It's been a fact of major-league baseball life for decades; teams compete with 25-man rosters until August 31, then are permitted to call up as many players as they choose from their 40-man rosters to compete during the month of September. Most teams don't call up all 15 players, but the disparities between the sizes of team rosters has become a growing concern among some baseball people.
Scott Miller of CBS Sports reports that Commissioner Bud Selig's "special committee for on-field issues" is considering changing September roster rules, possibly as soon as 2013:
The most common scenario under discussion is to expand September rosters to 30, with each club's 25-man roster on Aug. 31 being locked in throughout September.
In other words, each team would use that 25-man roster as a base throughout September, and then have the ability to add five minor-leaguers (out of however many are recalled) to its active roster for each game during the season's final month.

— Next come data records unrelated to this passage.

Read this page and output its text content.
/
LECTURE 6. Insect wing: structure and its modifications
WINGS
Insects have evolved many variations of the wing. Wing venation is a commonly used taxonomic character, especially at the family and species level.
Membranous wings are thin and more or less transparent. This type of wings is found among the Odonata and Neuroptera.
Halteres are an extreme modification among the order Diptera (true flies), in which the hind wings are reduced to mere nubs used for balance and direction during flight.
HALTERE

The idea behind this, apparently, would be to prevent teams from simply deactivating all its starting pitchers who aren't pitching on any given day and replacing them with relief pitchers. Doing this would be an attempt to continue the pre-September 1 equal roster sizes, so teams all have a level playing field. But:
One thing the committee must address is injuries -- or, "injuries." What happens when a club wants to adjust its 25-man Aug. 31 roster on Sept. 15 because of an injury -- real or imagined -- to a starting pitcher? Must that pitcher sit the rest of the month? Must he miss at least one start before he is deemed eligible to be re-activated?
What about a club looking to shut down young pitching, as the Nationals did last year with Jordan Zimmermann on Aug. 28, and likely will to this year with Stephen Strasburg on Sept. 12? What kind of roster adjustment would that club be allowed to make when the new rules go into effect?